Fur farming will soon be phased out across Ireland if a new Cabinet proposal gets approval.
The news comes as Ireland faces increasing pressure to ban fur farms and follow in the footsteps of the 14 other EU countries that have already done so.
The majority of Irish farms are based in Donegal, Offaly and Kerry, employing a total of around 100 people.
Agriculture Minister Michael Creed is set to bring the proposal forward to Government later this week in order to get approval to begin drafting laws, and it’s expected to be “positively received”.
Plans have so far been slow to move along as the government is aware of the legal implications of closing down the industry and how it might affect the workers’ rights.
TD and anti-fur campaigner Ruth Coppinger called fur farming “cruel, backward and barbaric” in the Dáil last week, according to the Irish Examiner.
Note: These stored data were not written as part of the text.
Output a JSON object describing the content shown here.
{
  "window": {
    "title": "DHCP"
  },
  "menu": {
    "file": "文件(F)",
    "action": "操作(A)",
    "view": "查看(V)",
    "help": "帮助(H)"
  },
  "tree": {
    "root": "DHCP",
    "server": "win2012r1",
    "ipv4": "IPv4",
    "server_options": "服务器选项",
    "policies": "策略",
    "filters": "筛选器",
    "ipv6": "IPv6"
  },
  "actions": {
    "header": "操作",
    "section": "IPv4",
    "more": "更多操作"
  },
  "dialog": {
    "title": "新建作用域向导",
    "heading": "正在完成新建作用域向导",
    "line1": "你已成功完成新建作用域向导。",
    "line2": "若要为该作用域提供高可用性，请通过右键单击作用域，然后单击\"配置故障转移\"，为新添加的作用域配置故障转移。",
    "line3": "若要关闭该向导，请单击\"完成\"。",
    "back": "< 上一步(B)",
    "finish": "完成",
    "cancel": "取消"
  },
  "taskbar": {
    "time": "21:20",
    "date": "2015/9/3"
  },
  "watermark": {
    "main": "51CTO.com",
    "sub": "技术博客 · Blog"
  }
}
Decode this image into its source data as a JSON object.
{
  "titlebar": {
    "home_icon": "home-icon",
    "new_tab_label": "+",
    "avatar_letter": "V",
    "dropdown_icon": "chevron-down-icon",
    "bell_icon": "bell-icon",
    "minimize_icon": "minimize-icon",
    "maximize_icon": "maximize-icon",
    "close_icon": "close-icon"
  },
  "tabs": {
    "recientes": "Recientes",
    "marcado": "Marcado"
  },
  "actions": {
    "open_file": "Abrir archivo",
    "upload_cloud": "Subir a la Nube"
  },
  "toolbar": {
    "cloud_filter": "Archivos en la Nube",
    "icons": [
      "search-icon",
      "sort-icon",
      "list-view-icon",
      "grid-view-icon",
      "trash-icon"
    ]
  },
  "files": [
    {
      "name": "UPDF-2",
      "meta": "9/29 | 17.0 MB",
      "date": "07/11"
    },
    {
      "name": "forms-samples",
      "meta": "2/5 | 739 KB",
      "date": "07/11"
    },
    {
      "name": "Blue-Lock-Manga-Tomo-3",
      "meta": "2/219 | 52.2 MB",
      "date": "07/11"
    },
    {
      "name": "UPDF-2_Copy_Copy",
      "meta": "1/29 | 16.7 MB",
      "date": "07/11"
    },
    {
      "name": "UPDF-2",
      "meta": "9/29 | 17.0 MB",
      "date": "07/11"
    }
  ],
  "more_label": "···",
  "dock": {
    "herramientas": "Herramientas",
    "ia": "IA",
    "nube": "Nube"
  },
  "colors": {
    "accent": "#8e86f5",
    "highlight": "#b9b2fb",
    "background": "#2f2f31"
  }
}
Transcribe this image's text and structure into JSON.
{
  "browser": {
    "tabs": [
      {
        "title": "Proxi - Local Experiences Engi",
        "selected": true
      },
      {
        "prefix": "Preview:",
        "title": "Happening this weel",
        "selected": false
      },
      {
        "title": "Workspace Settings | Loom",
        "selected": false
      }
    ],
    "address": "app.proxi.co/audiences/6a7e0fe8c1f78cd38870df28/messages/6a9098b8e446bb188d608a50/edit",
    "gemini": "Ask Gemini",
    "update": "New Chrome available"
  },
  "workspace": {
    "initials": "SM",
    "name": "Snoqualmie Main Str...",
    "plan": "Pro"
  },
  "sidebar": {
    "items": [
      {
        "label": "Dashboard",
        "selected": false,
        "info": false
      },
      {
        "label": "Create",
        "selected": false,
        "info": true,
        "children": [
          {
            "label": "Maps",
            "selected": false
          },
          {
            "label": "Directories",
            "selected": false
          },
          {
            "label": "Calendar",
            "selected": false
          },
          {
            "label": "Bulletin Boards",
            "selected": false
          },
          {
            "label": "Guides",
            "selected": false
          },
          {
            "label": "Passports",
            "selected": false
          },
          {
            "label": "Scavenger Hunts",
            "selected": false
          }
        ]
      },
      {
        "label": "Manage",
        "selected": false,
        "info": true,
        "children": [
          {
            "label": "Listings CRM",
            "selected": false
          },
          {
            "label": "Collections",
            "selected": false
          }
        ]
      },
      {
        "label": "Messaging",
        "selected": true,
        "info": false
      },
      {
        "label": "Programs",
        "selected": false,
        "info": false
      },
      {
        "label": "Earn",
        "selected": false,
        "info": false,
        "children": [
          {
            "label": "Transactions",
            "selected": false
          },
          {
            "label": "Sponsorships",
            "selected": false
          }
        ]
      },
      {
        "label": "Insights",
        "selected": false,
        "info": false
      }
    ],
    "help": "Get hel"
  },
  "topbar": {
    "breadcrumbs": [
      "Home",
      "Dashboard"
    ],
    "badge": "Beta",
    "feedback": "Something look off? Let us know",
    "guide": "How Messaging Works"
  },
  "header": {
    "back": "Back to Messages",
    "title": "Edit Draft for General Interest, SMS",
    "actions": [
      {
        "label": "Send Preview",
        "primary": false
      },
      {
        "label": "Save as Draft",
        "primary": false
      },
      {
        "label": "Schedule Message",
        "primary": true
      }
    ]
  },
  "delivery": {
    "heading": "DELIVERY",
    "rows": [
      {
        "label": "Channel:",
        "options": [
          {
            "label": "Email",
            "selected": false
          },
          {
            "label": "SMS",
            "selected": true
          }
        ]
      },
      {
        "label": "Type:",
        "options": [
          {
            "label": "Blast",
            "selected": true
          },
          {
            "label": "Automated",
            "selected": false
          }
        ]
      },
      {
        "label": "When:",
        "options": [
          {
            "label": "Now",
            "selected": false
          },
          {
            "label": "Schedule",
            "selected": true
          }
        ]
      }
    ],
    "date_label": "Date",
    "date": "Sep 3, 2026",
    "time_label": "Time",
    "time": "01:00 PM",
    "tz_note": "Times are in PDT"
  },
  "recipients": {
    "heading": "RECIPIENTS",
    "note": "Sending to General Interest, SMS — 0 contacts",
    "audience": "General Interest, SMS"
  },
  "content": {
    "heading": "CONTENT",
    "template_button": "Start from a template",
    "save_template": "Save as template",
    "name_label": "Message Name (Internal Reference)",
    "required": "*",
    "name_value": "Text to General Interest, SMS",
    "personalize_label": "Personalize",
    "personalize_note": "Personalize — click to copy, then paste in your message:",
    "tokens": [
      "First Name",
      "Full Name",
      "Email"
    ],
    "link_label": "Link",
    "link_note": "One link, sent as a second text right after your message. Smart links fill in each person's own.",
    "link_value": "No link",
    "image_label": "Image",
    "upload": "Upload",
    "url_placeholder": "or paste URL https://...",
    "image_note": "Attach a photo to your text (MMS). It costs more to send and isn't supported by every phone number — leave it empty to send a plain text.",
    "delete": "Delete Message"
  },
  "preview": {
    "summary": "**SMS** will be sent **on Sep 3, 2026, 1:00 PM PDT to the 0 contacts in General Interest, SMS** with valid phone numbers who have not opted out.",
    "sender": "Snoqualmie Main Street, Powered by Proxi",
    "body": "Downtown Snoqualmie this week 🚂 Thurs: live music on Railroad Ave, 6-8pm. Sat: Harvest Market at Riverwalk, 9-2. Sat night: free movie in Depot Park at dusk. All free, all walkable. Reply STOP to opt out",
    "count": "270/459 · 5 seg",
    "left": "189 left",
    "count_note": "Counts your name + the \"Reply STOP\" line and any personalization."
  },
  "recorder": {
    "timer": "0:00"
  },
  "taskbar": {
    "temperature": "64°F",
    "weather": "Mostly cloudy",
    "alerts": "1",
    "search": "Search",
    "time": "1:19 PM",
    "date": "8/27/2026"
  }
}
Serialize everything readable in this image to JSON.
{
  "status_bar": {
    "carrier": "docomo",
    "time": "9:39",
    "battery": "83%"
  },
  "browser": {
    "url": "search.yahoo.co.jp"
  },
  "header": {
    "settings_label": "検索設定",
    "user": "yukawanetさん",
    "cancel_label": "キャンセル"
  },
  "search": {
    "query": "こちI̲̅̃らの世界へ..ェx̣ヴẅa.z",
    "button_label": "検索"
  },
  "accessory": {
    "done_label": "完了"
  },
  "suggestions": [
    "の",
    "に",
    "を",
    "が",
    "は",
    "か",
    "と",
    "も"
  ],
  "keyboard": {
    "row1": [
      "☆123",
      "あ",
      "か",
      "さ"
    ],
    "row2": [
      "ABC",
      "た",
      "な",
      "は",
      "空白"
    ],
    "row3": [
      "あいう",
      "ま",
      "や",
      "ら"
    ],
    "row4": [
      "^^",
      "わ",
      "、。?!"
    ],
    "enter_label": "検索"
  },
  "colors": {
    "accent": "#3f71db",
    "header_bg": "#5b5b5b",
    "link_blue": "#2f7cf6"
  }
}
I've just written to Minister for Agriculture asking to meet to discuss the ban on fur farming. I think he should support our Bill, & bring forward amendments he thinks needed. Our Bill offers an opportunity to move next week on a ban #furfreeireland #banfurfarming #dubw pic.twitter.com/FdZiPYAJhy
— Ruth Coppinger (@RuthCoppingerTD) June 24, 2019
She added, “As solitary, wild, and semi-aquatic creatures, packing mink into metal cages in groups is alien and unnatural.
“For that reason, Veterinary Ireland asserts that it is impossible to regulate the fur trade and somehow make it kinder. It is not farming at all. The mink are gassed at six months and their skins are pulled off.”